Citations sur L'air de l'éternité, d'après le journal de navigation d'Éric.. (33)
J’ai repris de l’océan, resplendi dans des couchants de fin du monde, respiré la mer. Je me suis abîmé dans son regard de ciel et d’orage. J’ai humé à pleins poumons l’air de l’éternité, puissant, calme, salubre.
Comme ces enfants qui ne cessent de demander quand est-ce qu’on arrive ? Mais jamais. Nous n’arrivons jamais. Nous ne faisons qu’aller et venir. Nous ne faisons que chercher. Toujours. Le bonheur, la paix, l’amour.
Une poche à moral qui reprend de la rondeur, je commence à ruminer du bonheur.
Pourtant je ne me sens pas encore prêt à affronter l’amour de Flo et l’affection de mes amis. Je reviens d’entre les morts, tenant la main d’une défunte.

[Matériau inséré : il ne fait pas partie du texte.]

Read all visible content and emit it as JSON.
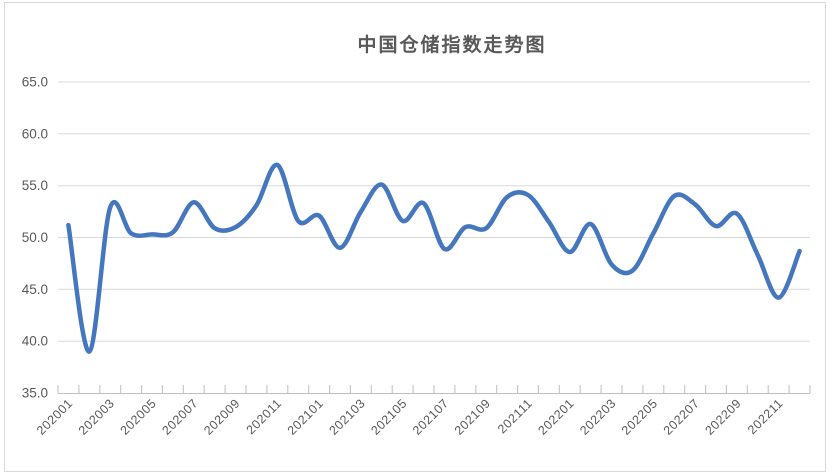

J’ai besoin de m’accoutumer à la lumière du jour, aux couleurs de la vie, même si, dans ce coin d’océan, elles sont plutôt ternes et sombres. Il me semble que je pourrais mourir d’entendre des voix chères. C’est évidemment idiot. Je tourne autour de l’ordinateur sans me résoudre à l’aborder.
La mort est une porte entrebâillée par où fuse de la lumière.
J’ai honte. La honte, c’est le dernier sursaut avant l’abandon, une dernière chance de vie. Je me lève, perclus de contusions et de peur, et me traîne jusqu’au pont. Vision d’apocalypse.
La mer est monstrueuse. L’horizon a disparu. Plus d’horizon, plus d’espoir. L’enfermement. Aucun moyen d’échapper à la dévoration. Les cinquantièmes m’emportent dans leur tanière.
Heureusement, le soir, c’est le grand chambardement des forains du Large. Ils installent tout au long du boulevard du crépuscule leur marché aux tissus. C’est un tourbillon de couleurs chatoyantes qui virevolte à même le ciel. Des nuances rares illuminent tout l’occident : indigo, azurine, carmin, garance… Mais j’aurai épuisé mon vocabulaire bien avant que les marchands ne soient à bout de couleurs ! Tant pis. Elles teinteront ma mémoire sans colorer mes mots.
Mais je suis vidé, vraiment vidé, de corps et d’esprit. Mais vidé de quoi, au juste ? Qu’ai-je jamais contenu sinon des prétentions, des illusions, des fantasmes ?
La raison est une bien petite chose face à l’orgueil démesuré de vivre, de vivre encore, de vivre malgré.
Elève émerveillé, les étoiles m’enseignaient, par l’entremise d’Isa, la beauté et la richesse de l’âme féminine.